En el camino del Yoga, las 200 o 300 horas de formación no son una meta en sí mismas, sino apenas una puerta de entrada. Son un marco mínimo que ordena el aprendizaje, pero la verdadera formación sucede cuando el practicante decide ir más allá de lo obligatorio.
El Yoga es un sendero de conciencia, disciplina y transformación interior. Quien estudia solo para cumplir horas, acumula información. Pero quien estudia con devoción, se transforma y se vuelve instrumento de la enseñanza.

En la tradición espiritual siempre se enseñó que la mediocridad nace cuando el esfuerzo termina donde termina la exigencia externa. En cambio, el verdadero estudiante de Yoga cultiva tapas (disciplina), svadhyaya (autoestudio) y entrega al camino. Esto significa estudiar más, practicar más, observarse más profundamente y vivir el Yoga en la vida cotidiana.
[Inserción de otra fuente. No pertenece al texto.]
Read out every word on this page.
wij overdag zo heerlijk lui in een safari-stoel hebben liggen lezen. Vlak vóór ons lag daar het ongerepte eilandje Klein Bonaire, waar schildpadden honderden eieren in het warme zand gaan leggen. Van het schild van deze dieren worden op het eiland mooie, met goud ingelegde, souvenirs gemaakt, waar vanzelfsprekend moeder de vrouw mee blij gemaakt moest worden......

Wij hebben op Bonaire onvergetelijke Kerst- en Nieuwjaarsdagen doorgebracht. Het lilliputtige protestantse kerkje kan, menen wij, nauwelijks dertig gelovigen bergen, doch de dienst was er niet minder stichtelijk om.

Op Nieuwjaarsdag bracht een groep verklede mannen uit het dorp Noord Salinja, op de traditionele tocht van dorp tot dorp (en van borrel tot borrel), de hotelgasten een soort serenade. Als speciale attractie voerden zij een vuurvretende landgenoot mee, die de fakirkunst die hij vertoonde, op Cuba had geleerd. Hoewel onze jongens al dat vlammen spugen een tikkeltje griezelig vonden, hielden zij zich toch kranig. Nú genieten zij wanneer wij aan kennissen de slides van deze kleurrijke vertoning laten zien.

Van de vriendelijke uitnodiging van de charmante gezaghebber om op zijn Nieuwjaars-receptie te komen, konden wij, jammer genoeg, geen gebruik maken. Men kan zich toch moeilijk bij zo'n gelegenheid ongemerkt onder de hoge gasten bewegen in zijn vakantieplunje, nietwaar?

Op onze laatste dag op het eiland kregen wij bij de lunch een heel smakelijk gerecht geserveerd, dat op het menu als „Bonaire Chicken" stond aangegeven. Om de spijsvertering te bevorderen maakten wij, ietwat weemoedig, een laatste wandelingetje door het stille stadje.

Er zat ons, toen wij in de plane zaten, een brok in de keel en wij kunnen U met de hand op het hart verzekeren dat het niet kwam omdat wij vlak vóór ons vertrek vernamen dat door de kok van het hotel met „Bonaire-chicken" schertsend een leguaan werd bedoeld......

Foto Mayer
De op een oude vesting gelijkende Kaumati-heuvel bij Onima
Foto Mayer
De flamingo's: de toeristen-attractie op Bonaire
Superar lo mínimo no es una cuestión de orgullo ni de competencia; es una cuestión de respeto hacia el Yoga y hacia quienes algún día recibirán esa enseñanza.
Un profesor de Yoga no solo transmite posturas o técnicas: transmite presencia, conciencia y ejemplo.

Por eso, en una formación seria se invita a los alumnos a no conformarse con cumplir, sino a profundizar.
Porque el Yoga no necesita profesores mediocres que repitan lo aprendido, sino servidores del Dharma que encarnen la práctica.

Cuando un estudiante decide ir más allá de lo estipulado, algo cambia: el conocimiento deja de ser teórico y se vuelve sabiduría vivida.

Y allí comienza realmente el camino.